Konsep Kota Spons di Kopenhagen untuk Menghadapi Banjir
Kota Kopenhagen, ibu kota Denmark, telah menerapkan konsep kota spons (sponge city) untuk mengatasi ancaman banjir yang sering terjadi setiap tahun. Konsep ini pertama kali diadopsi dalam rencana Cloudburst Management Plan pada 2012, dengan tujuan utama untuk mengurangi dampak banjir akibat hujan deras yang diperkirakan semakin sering terjadi karena perubahan iklim.
Perencanaan kota ini lahir setelah terjadinya banjir besar pada 2 Juli 2011, yang menyebabkan kerugian mencapai miliaran kroner atau sekitar US$ 1 miliar. Saat itu, hujan lebat dengan intensitas lebih dari 15 milimeter dalam waktu 30 menit tercatat sebagai kejadian yang disebut cloudburst. Dalam peristiwa tersebut, tercatat hujan sebesar 135,4 milimeter turun di Kebun Raya Kopenhagen, sementara di daerah Ishøj, hujan sebesar 31 milimeter turun dalam waktu 10 menit. Lebih dari 5.000 sambaran petir juga tercatat dalam tiga jam.
Banjir tersebut menyebabkan gangguan lalu lintas di beberapa wilayah metropolitan, dengan jalan raya menjadi seperti sungai dan beberapa jalan ditutup selama 1–3 hari. Untuk mengatasi hal ini, pihak berwenang merancang 300 proyek dalam waktu 20 tahun, yang akan dilaksanakan oleh Kota Kopenhagen, Greater Kopenhagen Utility Company, serta partisipasi aktor swasta seperti pemilik tanah.
Proyek ini mencakup pengembangan area hijau, ruang biru, dan infrastruktur air yang terintegrasi. Tujuannya adalah memastikan bahwa air hujan dapat diserap dan disimpan secara alami, sehingga mengurangi risiko banjir. Pendanaan proyek berasal dari anggaran lokal, investasi perusahaan, dan perusahaan utilitas, dengan total anggaran sebesar 1,5 miliar euro.

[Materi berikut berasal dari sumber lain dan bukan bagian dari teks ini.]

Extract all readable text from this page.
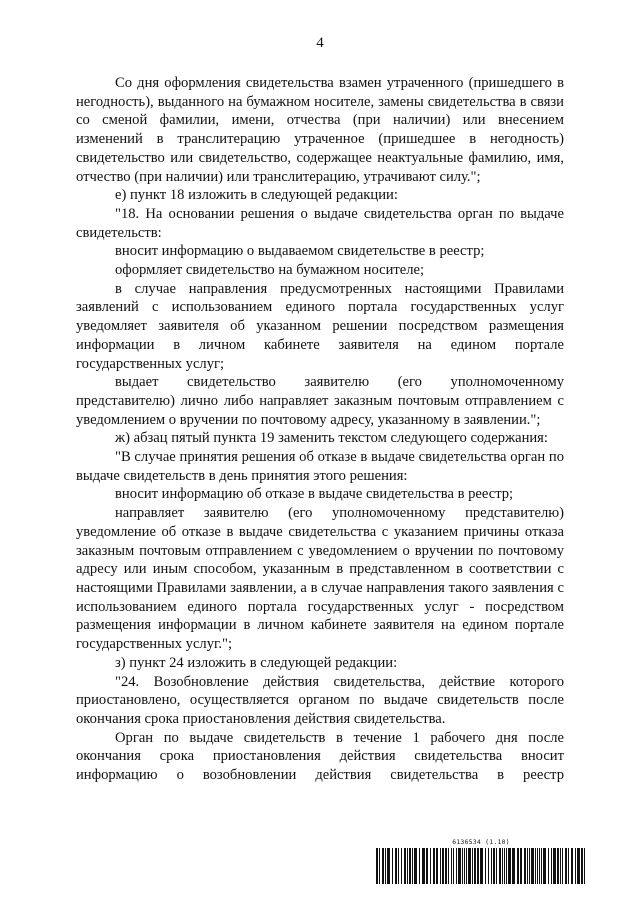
4

Со дня оформления свидетельства взамен утраченного (пришедшего в негодность), выданного на бумажном носителе, замены свидетельства в связи со сменой фамилии, имени, отчества (при наличии) или внесением изменений в транслитерацию утраченное (пришедшее в негодность) свидетельство или свидетельство, содержащее неактуальные фамилию, имя, отчество (при наличии) или транслитерацию, утрачивают силу.";

е) пункт 18 изложить в следующей редакции:

"18. На основании решения о выдаче свидетельства орган по выдаче свидетельств:

вносит информацию о выдаваемом свидетельстве в реестр;

оформляет свидетельство на бумажном носителе;

в случае направления предусмотренных настоящими Правилами заявлений с использованием единого портала государственных услуг уведомляет заявителя об указанном решении посредством размещения информации в личном кабинете заявителя на едином портале государственных услуг;

выдает свидетельство заявителю (его уполномоченному представителю) лично либо направляет заказным почтовым отправлением с уведомлением о вручении по почтовому адресу, указанному в заявлении.";

ж) абзац пятый пункта 19 заменить текстом следующего содержания:

"В случае принятия решения об отказе в выдаче свидетельства орган по выдаче свидетельств в день принятия этого решения:

вносит информацию об отказе в выдаче свидетельства в реестр;

направляет заявителю (его уполномоченному представителю) уведомление об отказе в выдаче свидетельства с указанием причины отказа заказным почтовым отправлением с уведомлением о вручении по почтовому адресу или иным способом, указанным в представленном в соответствии с настоящими Правилами заявлении, а в случае направления такого заявления с использованием единого портала государственных услуг - посредством размещения информации в личном кабинете заявителя на едином портале государственных услуг.";

з) пункт 24 изложить в следующей редакции:

"24. Возобновление действия свидетельства, действие которого приостановлено, осуществляется органом по выдаче свидетельств после окончания срока приостановления действия свидетельства.

Орган по выдаче свидетельств в течение 1 рабочего дня после окончания срока приостановления действия свидетельства вносит информацию о возобновлении действия свидетельства в реестр

6136534 (1.10)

Dalam rencana tersebut, sistem drainase akan direstrukturisasi, termasuk pemisahan air hujan dari air limbah dan pengelolaan lanskap jalan. Jalan-jalan akan diubah menjadi saluran air saat hujan ekstrem, sehingga air dapat dialirkan ke outlet dan cekungan retensi. Selain itu, konsep greenscaping diterapkan melalui pembangunan taman hijau, atap hijau, dan bioswales untuk mencegah air hujan langsung masuk ke saluran pembuangan.
Salah satu contoh nyata adalah Danau Sankt Jørgens Sø, yang berfungsi sebagai ruang terbuka publik di musim panas. Saat banjir terjadi, sebagian besar danau akan terendam air, hanya jalur tengah yang bisa dilewati. Air kemudian akan meresap ke bawah tanah dan menjadi cadangan air.
Konsep kota spons awalnya dikembangkan oleh arsitek lanskap asal Tiongkok, Kongjian Yu, pada akhir 1998. Ia mempelajari cara lahan basah alami menyerap air saat banjir dan mengisi cadangan air saat kekeringan. Konsep ini juga terinspirasi dari pengelolaan irigasi tradisional di Tiongkok, yang membantu memperlambat dan menahan air, mencegah banjir, serta menjaga keanekaragaman hayati.
Desain yang dibuat oleh Yu mencakup elemen-elemen modern seperti trotoar, taman, hingga tangki penyimpanan air bawah tanah. Elemen-elemen ini bekerja sama untuk menyerap kelebihan air hujan, memurnikan air, dan mengisi kembali air tanah, menciptakan lanskap perkotaan yang lebih tangguh.
Konsep ini tidak hanya diterapkan di Kopenhagen, tetapi juga diadopsi dalam perencanaan Pembangunan Ibu Kota Nusantara (IKN) di Kalimantan Timur. Penerapan kota spons sudah diatur dalam UU Nomor 3 Tahun 2022 tentang Ibu Kota Negara. Pada 2023, Otorita IKN melakukan kunjungan ke Deltares, lembaga riset di Den Haag, Belanda, untuk pengembangan kota tersebut.